The beleaguered Air India has finally come home to the Tatas; the group is taking over the national carrier 69 years after its nationalisation.

Air India is in considerably worse shape than when it was nationalised, with mounting debt and unhappy employees; the aircraft are not in the best of the condition and a bloated bureaucracy is running the carrier. A lot needs to change, and the word on the street is that the Tata Group will hit the ground running from day one.
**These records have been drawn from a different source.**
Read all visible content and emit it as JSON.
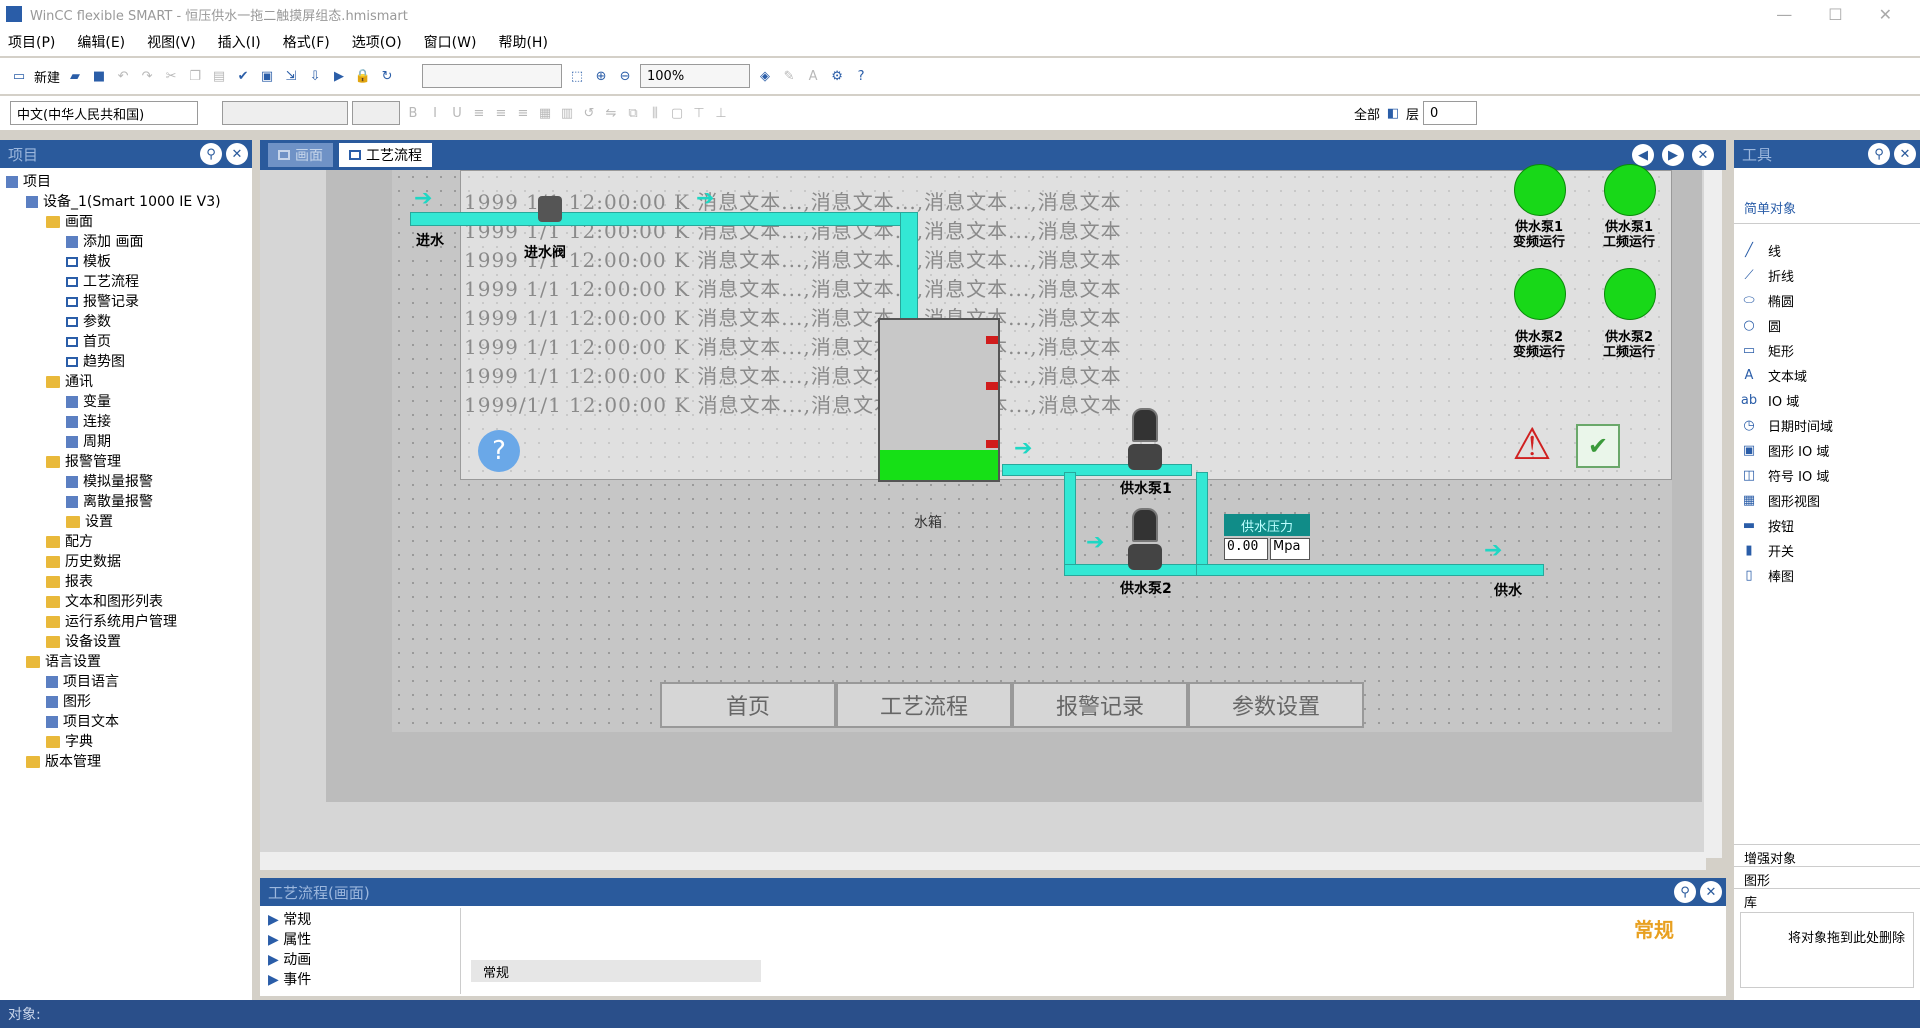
{
  "window": {
    "title": "WinCC flexible SMART - 恒压供水一拖二触摸屏组态.hmismart"
  },
  "menu": [
    "项目(P)",
    "编辑(E)",
    "视图(V)",
    "插入(I)",
    "格式(F)",
    "选项(O)",
    "窗口(W)",
    "帮助(H)"
  ],
  "toolbar": {
    "new_label": "新建",
    "zoom": "100%",
    "lang": "中文(中华人民共和国)",
    "all_label": "全部",
    "layer_label": "层",
    "layer_value": "0"
  },
  "project": {
    "header": "项目",
    "tree": [
      {
        "t": "项目",
        "lvl": 0,
        "ic": "g"
      },
      {
        "t": "设备_1(Smart 1000 IE V3)",
        "lvl": 1,
        "ic": "g"
      },
      {
        "t": "画面",
        "lvl": 2,
        "ic": "f"
      },
      {
        "t": "添加 画面",
        "lvl": 3,
        "ic": "g"
      },
      {
        "t": "模板",
        "lvl": 3,
        "ic": "p"
      },
      {
        "t": "工艺流程",
        "lvl": 3,
        "ic": "p"
      },
      {
        "t": "报警记录",
        "lvl": 3,
        "ic": "p"
      },
      {
        "t": "参数",
        "lvl": 3,
        "ic": "p"
      },
      {
        "t": "首页",
        "lvl": 3,
        "ic": "p"
      },
      {
        "t": "趋势图",
        "lvl": 3,
        "ic": "p"
      },
      {
        "t": "通讯",
        "lvl": 2,
        "ic": "f"
      },
      {
        "t": "变量",
        "lvl": 3,
        "ic": "g"
      },
      {
        "t": "连接",
        "lvl": 3,
        "ic": "g"
      },
      {
        "t": "周期",
        "lvl": 3,
        "ic": "g"
      },
      {
        "t": "报警管理",
        "lvl": 2,
        "ic": "f"
      },
      {
        "t": "模拟量报警",
        "lvl": 3,
        "ic": "g"
      },
      {
        "t": "离散量报警",
        "lvl": 3,
        "ic": "g"
      },
      {
        "t": "设置",
        "lvl": 3,
        "ic": "f"
      },
      {
        "t": "配方",
        "lvl": 2,
        "ic": "f"
      },
      {
        "t": "历史数据",
        "lvl": 2,
        "ic": "f"
      },
      {
        "t": "报表",
        "lvl": 2,
        "ic": "f"
      },
      {
        "t": "文本和图形列表",
        "lvl": 2,
        "ic": "f"
      },
      {
        "t": "运行系统用户管理",
        "lvl": 2,
        "ic": "f"
      },
      {
        "t": "设备设置",
        "lvl": 2,
        "ic": "f"
      },
      {
        "t": "语言设置",
        "lvl": 1,
        "ic": "f"
      },
      {
        "t": "项目语言",
        "lvl": 2,
        "ic": "g"
      },
      {
        "t": "图形",
        "lvl": 2,
        "ic": "g"
      },
      {
        "t": "项目文本",
        "lvl": 2,
        "ic": "g"
      },
      {
        "t": "字典",
        "lvl": 2,
        "ic": "f"
      },
      {
        "t": "版本管理",
        "lvl": 1,
        "ic": "f"
      }
    ]
  },
  "tabs": {
    "first": "画面",
    "active": "工艺流程"
  },
  "screen": {
    "alarm_lines": [
      "1999 1/1 12:00:00 K 消息文本...,消息文本...,消息文本...,消息文本",
      "1999 1/1 12:00:00 K 消息文本...,消息文本...,消息文本...,消息文本",
      "1999 1/1 12:00:00 K 消息文本...,消息文本...,消息文本...,消息文本",
      "1999 1/1 12:00:00 K 消息文本...,消息文本...,消息文本...,消息文本",
      "1999 1/1 12:00:00 K 消息文本...,消息文本...,消息文本...,消息文本",
      "1999 1/1 12:00:00 K 消息文本...,消息文本...,消息文本...,消息文本",
      "1999 1/1 12:00:00 K 消息文本...,消息文本...,消息文本...,消息文本",
      "1999/1/1 12:00:00 K 消息文本...,消息文本...,消息文本...,消息文本"
    ],
    "inlet": "进水",
    "valve": "进水阀",
    "tank": "水箱",
    "pump1": "供水泵1",
    "pump2": "供水泵2",
    "outlet": "供水",
    "pressure_title": "供水压力",
    "pressure_value": "0.00",
    "pressure_unit": "Mpa",
    "lamps": [
      "供水泵1\n变频运行",
      "供水泵1\n工频运行",
      "供水泵2\n变频运行",
      "供水泵2\n工频运行"
    ],
    "nav": [
      "首页",
      "工艺流程",
      "报警记录",
      "参数设置"
    ]
  },
  "properties": {
    "header": "工艺流程(画面)",
    "items": [
      "常规",
      "属性",
      "动画",
      "事件"
    ],
    "general_title": "常规",
    "sub_header": "常规"
  },
  "tools": {
    "header": "工具",
    "section": "简单对象",
    "items": [
      "线",
      "折线",
      "椭圆",
      "圆",
      "矩形",
      "文本域",
      "IO 域",
      "日期时间域",
      "图形 IO 域",
      "符号 IO 域",
      "图形视图",
      "按钮",
      "开关",
      "棒图"
    ],
    "bottom": [
      "增强对象",
      "图形",
      "库"
    ],
    "hint": "将对象拖到此处删除"
  },
  "status": {
    "label": "对象:"
  }
}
Tectonic shift in aviation sector

There has been a tectonic shift in aviation over the last few decades, and new business models have emerged. Flying is not a luxury but a commodity now. Different airlines cater to various segments of the market. For instance, if you look at the US, Delta runs the best operations. However, American Airlines has the best frequent flyer programme, and Southwest offers an excellent product to value travellers. The Tata Group will need to pick its position in the market with respect to Air India. And not forget that it owns Vistara in the process.

Unbox Air India

The Tata Group has set its initial target low. They have been working with group company TajSATS, responsible for most airline catering in the country, to design upgraded meals for the airline. There has been another initiative to focus on the grooming of the cabin crew. The crew have been briefed to refer to passengers as guests from here on. JRD Tata was famously known to be obsessed with details, and these are some details that they can focus on, even before they set foot in the door.
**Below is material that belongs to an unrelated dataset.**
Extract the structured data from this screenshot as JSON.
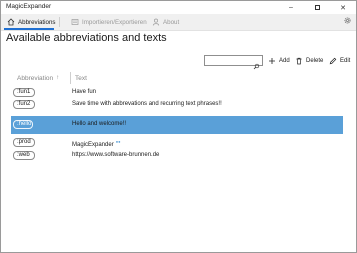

However, unbox the airline, and there are huge issues that need to be resolved for the perfect passenger experience and make Air India a leading international carrier again. Here are some thoughts on what needs to be fixed pronto.

Today, when you step onboard an Air India widebody aircraft, you will witness extremely poor upkeep of the aircraft. The arm rests could be broken, the in-flight entertainment won’t work, and the paint has chipped away. Unfortunately, this has been the case with the airline since 2016, if not earlier.

Remove, refurbish widebody aircraft

These issues with the aircraft are time-consuming to solve, and the airline needs to fix them once and for all. Air India will remain India’s primary long-haul carrier and that is where it can make money, not the commoditised domestic market. Each Air India widebody aircraft needs to be removed from service and given a complete revamp. Without sinking a few million dollars into each plane, the airline can’t hope to become a preferred choice for passengers.

A lot needs to change, from IFE to seat upholstery to paint. While they are at it, Air India should also try and densify its aircraft to fly more people on the same plane. One of the ways to do it would be to remove First Class and make Business Class the top cabin on the aircraft. Air India can introduce Premium Economy on their widebody aircraft and move from a 3-3-3 Economy cabin to a 3-4-3 Economy cabin.

The ground experience at Air India also leaves so much to be desired. Air India plans to continue operating its lounges at major airports like Delhi and New York’s JFK. However, you only need to step inside these lounges once to figure out how bad they are. On a recent trip to the Air India lounge at Delhi’s Terminal 3, there was broken furniture, dingy lighting, and no wifi. And this was the case at its hub, right under the nose of the management. Other airlines wine and dine these customers, not AI.

Spruce on war footing

The airline needs to look at its commercial practices, too. Air India has been a member of the Star Alliance, but just for its namesake and the bragging rights. The airline has not formed deep commercial relationships with many other carriers. It does not offer codeshares outside the country to sell as many tickets as it should. The baggage allowance on domestic routes is a whole 10 kg more than the rest, which takes away the capability to monetise the space in the belly of the aircraft. And the frequent flyer programme ‘Flying Returns’ is needlessly more challenging to appreciate than cracking a brutal chess game. These need to be rationalised before the airline can be great again.

It is possible, and doable, at a war footing too. It has been done before. British Airways is a shining example. The Tata Group just needs to hire the right talent and give them the freedom to execute. And they need a great aviation leader to lead the change from the front.